多分、弟は気を使っているのだろうことは明白だったが、
新ためて就職先を探す、ということに抵抗を感じてしまっている今は、
それに甘えさせてもらっている、というのが現状だ。
「フェリちゃんの?何の店?」
「え?……お前、知らないのか?」
頷くアントーニョに、首を傾げた。
てっきりフェリシアーノとはそれなりに連絡をとっているとばかり思っていた。
だって、アントーニョが結婚したことを伝えてきたのは、弟だったはずだから。
じゃあ弟は何で知っていたんだろう。と、考える…までもない。
ルートヴィッヒの兄であるギルベルトはアントーニョの友人だし、
フランシスとは今でも弟はそれなりに交流がある。
…でも、共通の友人もいるはずなのに、何故アントーニョは弟が何をしているのか知らないのか。
まさか二人揃って内緒にしているわけでないだろうに。
第一内緒にしておく理由がないではないか。
「駅の近くの“ベラドンナ”っていう若い女性向けのブランドショップだ。
オーダーメイドで紳士もののスーツも扱ってるけどな。
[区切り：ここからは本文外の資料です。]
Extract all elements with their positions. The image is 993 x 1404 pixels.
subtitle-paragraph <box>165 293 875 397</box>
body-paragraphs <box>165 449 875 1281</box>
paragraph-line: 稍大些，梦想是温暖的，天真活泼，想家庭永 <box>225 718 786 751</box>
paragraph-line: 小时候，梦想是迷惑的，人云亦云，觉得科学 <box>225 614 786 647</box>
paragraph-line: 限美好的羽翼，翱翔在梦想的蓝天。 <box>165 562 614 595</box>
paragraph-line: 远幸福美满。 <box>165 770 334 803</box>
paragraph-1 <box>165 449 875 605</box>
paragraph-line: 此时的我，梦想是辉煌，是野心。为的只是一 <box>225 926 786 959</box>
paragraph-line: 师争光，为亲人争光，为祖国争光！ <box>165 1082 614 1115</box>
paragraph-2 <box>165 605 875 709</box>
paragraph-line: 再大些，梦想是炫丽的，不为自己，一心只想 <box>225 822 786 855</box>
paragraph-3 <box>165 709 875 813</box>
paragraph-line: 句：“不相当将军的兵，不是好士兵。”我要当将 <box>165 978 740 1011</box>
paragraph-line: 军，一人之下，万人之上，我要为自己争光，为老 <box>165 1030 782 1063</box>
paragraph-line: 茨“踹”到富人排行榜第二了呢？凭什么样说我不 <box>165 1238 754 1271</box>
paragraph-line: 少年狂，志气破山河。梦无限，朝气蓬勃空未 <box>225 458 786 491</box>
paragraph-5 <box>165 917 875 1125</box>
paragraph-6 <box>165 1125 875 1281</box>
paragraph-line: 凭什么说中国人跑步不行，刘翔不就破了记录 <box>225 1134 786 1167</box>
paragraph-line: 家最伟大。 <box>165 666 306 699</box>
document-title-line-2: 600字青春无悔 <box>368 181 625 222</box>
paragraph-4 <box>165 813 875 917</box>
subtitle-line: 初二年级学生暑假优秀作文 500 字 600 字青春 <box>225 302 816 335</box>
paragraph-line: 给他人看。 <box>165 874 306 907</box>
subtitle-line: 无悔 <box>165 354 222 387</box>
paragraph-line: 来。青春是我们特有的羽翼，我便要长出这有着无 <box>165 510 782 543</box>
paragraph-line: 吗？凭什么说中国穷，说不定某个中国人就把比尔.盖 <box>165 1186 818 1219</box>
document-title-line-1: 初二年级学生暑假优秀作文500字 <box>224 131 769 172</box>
」
「そうなんや。全然知らんかったわ。近くなんになぁ…」
まぁ大抵女性向けだからな。男は関心ないかもしれないが。
肩にかけていた鞄から新作が載っているパンフレットを取り出した。
「お前は興味ねーだろうが、奥さんにでも渡せ。
弟にしてはセンスのいいもんばっかだから」
丁度幼稚園の近くまできたからじゃあな、と不自然さもなく会話を切って別れる。
明日からはもう少し遅く出よう。
そうしたら、顔も合わせないで済むだろう。
幼稚園から大分離れてから、ほっと息をついた。